“Вам очень к лицу розовое,” — сказала пожилая женщина с печальными глазами.
Кстати, она выбрала для себя розовые махровые сенполии. А молодой человек, купивший для своей невесты фиолетовую малютку-Машеньку — она давала имена всем своим цветам — долго не хотел отходить от прилавка, явно стараясь произвести впечатление. Еле выпроводила его, уже начала сердиться, стыдливо и озабоченно поглядывая на дверь.
Впрочем, сегодня она весь день посматривала на дверь. Зачем? Будто ждала кого-то. Кого ей ждать? Она одна на всем белом свете. У нее нет ни близких, ни родных, только подружки-сенполии.
И все же она ждала. Ждала, поглядывая из окна своего крохотного магазинчика на двери метро.
Какая глупость!
Весь день высматривала и пропустила, пропустила его. В тот момент, когда он вышел, она была занята постоянной покупательницей, симпатичной статной брюнеткой, страстной любительницей всего и в особенности фиалок. На этот раз брюнетка купила Светланок. Светланки очень, очень хороши! Маленькие белые сенполии с серебристыми бархатными листочками. Просто чудо!
Пока она расхваливала брюнетке свой товар, из метро вышел высокий красивый мужчина средних лет с густой шевелюрой, едва тронутой сединой. Все в нем было респектабельно: и строгий костюм, и прическа, и галстук. В руках дорогой английский портфель. Такие мужчины ездят на “Мерседесах”, их нечасто встретишь в метро. Именно поэтому все обращали на мужчину внимание, некоторые оглядывались ему вслед, он же был задумчив и не замечал вокруг ничего.
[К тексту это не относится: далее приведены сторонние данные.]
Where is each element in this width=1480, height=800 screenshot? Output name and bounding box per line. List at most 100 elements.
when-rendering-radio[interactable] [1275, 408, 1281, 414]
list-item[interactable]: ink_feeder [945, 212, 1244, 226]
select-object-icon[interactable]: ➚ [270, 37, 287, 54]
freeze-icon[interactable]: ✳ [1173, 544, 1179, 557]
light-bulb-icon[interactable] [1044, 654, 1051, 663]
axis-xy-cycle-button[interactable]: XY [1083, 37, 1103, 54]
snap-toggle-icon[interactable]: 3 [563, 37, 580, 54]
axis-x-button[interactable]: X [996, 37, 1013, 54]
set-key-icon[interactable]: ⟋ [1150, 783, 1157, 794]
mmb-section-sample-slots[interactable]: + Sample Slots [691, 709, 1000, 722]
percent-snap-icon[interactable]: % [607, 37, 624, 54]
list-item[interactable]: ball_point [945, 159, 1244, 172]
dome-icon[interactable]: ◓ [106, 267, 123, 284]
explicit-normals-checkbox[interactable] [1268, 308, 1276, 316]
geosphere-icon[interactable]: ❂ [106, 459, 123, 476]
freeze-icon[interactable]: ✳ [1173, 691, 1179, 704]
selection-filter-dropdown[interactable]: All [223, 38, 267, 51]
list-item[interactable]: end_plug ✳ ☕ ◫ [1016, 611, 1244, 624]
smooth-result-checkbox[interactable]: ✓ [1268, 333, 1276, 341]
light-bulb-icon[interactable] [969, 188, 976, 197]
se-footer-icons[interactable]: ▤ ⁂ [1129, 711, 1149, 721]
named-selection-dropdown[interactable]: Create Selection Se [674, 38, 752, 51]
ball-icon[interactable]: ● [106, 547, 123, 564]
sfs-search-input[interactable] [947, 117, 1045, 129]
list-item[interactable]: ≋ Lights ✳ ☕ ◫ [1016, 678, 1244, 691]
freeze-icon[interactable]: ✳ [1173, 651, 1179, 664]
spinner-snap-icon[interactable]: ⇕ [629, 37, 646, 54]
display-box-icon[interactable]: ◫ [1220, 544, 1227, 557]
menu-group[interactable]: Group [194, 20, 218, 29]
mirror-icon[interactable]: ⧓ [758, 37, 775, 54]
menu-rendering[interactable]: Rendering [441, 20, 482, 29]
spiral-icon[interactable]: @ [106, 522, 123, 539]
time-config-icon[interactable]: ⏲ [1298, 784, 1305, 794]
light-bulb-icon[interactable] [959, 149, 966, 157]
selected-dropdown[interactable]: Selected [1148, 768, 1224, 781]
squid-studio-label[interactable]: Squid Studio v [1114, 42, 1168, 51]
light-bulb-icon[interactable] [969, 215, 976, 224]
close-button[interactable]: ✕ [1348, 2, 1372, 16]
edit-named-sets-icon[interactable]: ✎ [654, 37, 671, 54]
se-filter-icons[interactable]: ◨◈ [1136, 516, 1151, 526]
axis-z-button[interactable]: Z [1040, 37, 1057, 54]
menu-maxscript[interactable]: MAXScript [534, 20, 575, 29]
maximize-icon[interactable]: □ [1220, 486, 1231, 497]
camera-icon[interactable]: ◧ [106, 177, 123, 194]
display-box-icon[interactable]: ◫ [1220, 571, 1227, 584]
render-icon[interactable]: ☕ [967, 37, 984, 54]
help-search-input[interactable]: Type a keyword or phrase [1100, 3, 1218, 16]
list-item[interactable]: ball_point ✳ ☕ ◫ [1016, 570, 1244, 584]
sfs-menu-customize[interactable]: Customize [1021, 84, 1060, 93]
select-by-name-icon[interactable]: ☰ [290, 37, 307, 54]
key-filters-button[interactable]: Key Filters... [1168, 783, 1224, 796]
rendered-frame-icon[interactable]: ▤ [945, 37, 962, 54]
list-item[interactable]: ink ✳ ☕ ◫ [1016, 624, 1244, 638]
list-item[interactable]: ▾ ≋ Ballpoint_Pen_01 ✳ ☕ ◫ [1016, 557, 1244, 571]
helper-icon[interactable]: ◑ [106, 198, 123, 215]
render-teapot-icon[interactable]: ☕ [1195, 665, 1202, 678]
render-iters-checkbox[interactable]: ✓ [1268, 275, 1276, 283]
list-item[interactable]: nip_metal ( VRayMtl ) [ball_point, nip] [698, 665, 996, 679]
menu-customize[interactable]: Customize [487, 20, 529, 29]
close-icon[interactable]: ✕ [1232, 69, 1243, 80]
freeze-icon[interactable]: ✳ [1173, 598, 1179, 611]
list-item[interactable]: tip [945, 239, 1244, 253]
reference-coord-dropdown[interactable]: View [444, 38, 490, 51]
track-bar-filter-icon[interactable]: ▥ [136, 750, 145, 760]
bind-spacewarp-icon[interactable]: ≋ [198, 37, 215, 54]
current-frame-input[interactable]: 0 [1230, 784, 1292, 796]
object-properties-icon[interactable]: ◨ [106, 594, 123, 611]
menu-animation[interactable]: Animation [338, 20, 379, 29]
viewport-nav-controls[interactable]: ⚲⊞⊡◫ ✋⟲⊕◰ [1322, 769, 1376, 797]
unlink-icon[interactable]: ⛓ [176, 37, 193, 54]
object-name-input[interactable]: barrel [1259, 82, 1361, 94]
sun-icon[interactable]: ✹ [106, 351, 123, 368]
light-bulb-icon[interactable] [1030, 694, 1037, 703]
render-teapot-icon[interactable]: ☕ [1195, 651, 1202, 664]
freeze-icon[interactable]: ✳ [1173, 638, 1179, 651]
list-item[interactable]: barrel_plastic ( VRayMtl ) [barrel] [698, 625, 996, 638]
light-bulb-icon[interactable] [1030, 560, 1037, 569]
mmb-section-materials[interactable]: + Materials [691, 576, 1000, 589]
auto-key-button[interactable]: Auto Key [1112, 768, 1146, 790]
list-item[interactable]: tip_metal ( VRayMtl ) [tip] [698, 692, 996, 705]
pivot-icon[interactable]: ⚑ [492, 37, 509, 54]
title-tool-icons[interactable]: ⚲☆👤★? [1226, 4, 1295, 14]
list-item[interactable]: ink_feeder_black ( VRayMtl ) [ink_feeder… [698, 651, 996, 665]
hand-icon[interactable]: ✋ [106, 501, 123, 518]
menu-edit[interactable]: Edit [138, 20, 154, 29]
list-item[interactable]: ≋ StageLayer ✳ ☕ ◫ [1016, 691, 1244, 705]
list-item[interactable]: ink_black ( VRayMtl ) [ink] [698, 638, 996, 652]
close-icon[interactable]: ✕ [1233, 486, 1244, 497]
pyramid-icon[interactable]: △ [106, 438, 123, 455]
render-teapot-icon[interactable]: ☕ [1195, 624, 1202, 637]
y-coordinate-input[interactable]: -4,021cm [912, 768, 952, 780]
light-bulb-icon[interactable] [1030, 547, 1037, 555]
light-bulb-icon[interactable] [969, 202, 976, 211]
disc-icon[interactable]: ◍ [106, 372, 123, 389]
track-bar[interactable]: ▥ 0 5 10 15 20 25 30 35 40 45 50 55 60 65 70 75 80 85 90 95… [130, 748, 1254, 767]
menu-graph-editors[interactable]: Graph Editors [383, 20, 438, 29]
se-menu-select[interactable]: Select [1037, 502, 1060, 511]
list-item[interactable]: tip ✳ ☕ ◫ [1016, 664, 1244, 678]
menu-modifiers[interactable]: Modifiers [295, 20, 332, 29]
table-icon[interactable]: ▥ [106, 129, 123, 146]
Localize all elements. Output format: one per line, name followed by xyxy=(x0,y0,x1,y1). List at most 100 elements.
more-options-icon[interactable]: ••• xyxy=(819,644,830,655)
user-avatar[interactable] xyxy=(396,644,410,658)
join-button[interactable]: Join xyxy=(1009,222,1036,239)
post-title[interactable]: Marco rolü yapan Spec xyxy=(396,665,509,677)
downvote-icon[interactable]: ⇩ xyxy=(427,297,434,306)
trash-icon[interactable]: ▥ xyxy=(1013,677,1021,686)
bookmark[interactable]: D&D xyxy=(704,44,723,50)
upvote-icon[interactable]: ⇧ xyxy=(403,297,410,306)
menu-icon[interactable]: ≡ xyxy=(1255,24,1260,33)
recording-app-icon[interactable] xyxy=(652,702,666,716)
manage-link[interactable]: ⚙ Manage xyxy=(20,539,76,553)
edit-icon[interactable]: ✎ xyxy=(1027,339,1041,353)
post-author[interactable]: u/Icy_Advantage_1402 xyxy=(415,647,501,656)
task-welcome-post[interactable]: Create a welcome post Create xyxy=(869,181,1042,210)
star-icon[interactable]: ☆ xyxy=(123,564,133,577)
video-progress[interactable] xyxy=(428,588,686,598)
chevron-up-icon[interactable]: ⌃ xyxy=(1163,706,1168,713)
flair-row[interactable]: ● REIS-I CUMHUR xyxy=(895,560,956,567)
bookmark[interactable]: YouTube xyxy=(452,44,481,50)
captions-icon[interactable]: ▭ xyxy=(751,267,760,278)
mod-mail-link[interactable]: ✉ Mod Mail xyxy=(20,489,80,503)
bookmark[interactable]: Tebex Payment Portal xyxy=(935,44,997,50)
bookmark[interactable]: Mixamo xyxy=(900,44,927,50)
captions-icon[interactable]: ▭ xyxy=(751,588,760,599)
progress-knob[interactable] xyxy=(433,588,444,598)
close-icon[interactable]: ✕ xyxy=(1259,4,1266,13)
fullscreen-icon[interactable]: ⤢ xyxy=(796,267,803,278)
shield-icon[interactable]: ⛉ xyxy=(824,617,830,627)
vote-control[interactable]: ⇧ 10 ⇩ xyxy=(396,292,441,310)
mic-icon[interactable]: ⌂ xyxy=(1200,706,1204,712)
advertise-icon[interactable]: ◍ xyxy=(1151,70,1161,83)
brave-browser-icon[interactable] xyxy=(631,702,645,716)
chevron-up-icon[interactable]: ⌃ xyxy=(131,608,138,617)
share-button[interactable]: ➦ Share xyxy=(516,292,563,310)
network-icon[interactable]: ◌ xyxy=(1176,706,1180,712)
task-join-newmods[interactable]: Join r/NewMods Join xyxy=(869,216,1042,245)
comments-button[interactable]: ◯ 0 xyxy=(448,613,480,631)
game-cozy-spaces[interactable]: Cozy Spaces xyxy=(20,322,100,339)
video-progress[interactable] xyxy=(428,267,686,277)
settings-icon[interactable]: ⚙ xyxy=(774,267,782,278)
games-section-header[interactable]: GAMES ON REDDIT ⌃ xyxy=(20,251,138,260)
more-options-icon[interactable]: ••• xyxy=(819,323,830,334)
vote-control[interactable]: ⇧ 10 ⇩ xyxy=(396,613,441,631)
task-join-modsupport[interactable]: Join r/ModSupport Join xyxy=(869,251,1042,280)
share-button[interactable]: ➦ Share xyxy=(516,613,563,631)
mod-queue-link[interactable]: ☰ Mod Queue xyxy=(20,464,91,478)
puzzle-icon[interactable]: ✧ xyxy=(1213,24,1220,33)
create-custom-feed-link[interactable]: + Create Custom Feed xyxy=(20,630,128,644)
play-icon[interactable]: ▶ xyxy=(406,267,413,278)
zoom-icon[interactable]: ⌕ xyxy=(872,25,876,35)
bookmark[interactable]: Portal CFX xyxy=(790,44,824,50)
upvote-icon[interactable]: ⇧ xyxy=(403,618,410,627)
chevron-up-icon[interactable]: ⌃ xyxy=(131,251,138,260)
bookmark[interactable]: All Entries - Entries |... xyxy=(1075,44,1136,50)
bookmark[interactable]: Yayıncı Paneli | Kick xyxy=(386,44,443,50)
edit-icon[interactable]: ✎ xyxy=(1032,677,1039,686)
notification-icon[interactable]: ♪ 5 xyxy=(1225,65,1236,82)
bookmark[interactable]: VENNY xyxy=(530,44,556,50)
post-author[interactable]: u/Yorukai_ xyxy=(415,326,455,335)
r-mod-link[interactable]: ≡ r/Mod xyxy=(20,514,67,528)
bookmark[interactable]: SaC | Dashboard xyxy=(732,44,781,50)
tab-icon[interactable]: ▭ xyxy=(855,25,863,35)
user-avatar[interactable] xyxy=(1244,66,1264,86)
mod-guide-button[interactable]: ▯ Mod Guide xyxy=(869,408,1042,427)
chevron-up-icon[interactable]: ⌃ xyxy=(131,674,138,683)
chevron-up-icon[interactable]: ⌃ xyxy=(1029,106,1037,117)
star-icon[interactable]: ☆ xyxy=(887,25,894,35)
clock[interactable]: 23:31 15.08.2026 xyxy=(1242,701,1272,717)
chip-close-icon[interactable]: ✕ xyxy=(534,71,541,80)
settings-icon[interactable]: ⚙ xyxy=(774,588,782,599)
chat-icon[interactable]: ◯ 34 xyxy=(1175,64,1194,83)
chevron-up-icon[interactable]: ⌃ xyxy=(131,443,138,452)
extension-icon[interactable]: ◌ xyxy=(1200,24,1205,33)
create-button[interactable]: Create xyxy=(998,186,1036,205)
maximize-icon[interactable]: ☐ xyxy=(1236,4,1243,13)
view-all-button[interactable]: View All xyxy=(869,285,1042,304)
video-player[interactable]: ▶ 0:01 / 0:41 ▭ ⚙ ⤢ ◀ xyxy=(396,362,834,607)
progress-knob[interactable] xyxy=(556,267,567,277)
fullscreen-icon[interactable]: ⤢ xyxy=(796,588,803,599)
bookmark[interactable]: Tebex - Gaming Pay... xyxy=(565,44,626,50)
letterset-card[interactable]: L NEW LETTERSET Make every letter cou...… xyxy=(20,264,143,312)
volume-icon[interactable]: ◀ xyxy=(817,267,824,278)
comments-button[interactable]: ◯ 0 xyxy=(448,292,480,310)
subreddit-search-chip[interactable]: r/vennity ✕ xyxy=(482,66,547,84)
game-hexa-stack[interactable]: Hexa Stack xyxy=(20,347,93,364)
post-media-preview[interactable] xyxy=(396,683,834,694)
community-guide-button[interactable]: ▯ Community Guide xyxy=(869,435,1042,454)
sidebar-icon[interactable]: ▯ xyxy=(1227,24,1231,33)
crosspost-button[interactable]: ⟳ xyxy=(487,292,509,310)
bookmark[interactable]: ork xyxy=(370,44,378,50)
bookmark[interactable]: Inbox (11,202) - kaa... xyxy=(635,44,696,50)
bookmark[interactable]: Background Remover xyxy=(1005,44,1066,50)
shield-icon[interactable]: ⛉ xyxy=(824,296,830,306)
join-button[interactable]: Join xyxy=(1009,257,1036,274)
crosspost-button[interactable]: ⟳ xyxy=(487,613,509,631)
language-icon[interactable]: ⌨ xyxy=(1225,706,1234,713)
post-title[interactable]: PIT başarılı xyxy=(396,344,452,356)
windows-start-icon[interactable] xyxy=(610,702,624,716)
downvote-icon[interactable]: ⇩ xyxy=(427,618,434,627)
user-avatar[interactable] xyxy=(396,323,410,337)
“Почему меня не встретили?” — гадал он, проходя мимо цветочного магазинчика и бросая равнодушный взгляд на юную продавщицу, бойко расхваливающую свой живой товар разодетой брюнетке, весьма интересной даме.
На брюнетке он задержал на секунду взгляд и машинально отметил, что бабенка совсем ничего, даже очень и очень, вполне и вполне…
Отметил и дальше пошел, решая свою загадку.
“Странно, — думал он, — странно, что меня не встретили. Опять помощники все перепутали. Да это и хорошо, — порадовался вдруг он. — Как нормальный человек поброжу по городу. Сто лет так не бродил. А мне здесь есть что вспомнить”.
Он жадно глотнул городской воздух и сказал:
— Черт! Куда я спешу? Куда я все время спешу?
Проходившая мимо невзрачная женщина интеллигентно осведомилась:
— Простите, вы что-то спросили?
— Нет-нет, извините, я не вам, — смутился он, кланяясь ей и мысленно отмечая: “Тетка — синий чулок, но я ей понравился”.
Игривое настроение охватило его. Он почувствовал свободу и подумал: “Эх, хорошо, что меня не встретили. Времени навалом, аж до завтрашнего утра, даже до обеда. По городу поброжу, на девушек поглазею. Девушки здесь сумасшедше красивые! А какие здесь были денечки…”
Воспоминания нахлынули на него…
Хорошие воспоминания, но стало грустно.
“Совсем отвык от нормальных людей за этой кабинетной жизнью, — пригорюнился он. — Помнится, я бабником был, пламенел от любого девичьего взгляда, волочился за каждой юбкой… — Он удивился: — Куда все это ушло?
Куда? В песок. Все в песок, вся жизнь туда. Работа-работа, обязанности-обязательства, интриги…
Забыл уже, что я мужик. Настоящие чувства грязью дорогой подменил. Все какие-то фифы крутятся возле меня, какие-то задаваки, кривляки, алчные все бабенки. И дружно чего-то хотят от меня, требуют, топают, шантажируют… И угрожают.
Давно я не видел баб настоящих, тех, которые не охотятся, а живут. Красиво живут: правильно, творчески, умно, со вкусом к тому, что имеют, без иждивенчества, без идиотской погони за яхтами, замками, “мерсами”. Настоящая женщина знает: замок хотеть — это пошло. Хотеть можно то, что возможно собою объять. Остальное — мораль рабовладельца, что преступно, низко и дико — из начала нашей эры эта мораль”.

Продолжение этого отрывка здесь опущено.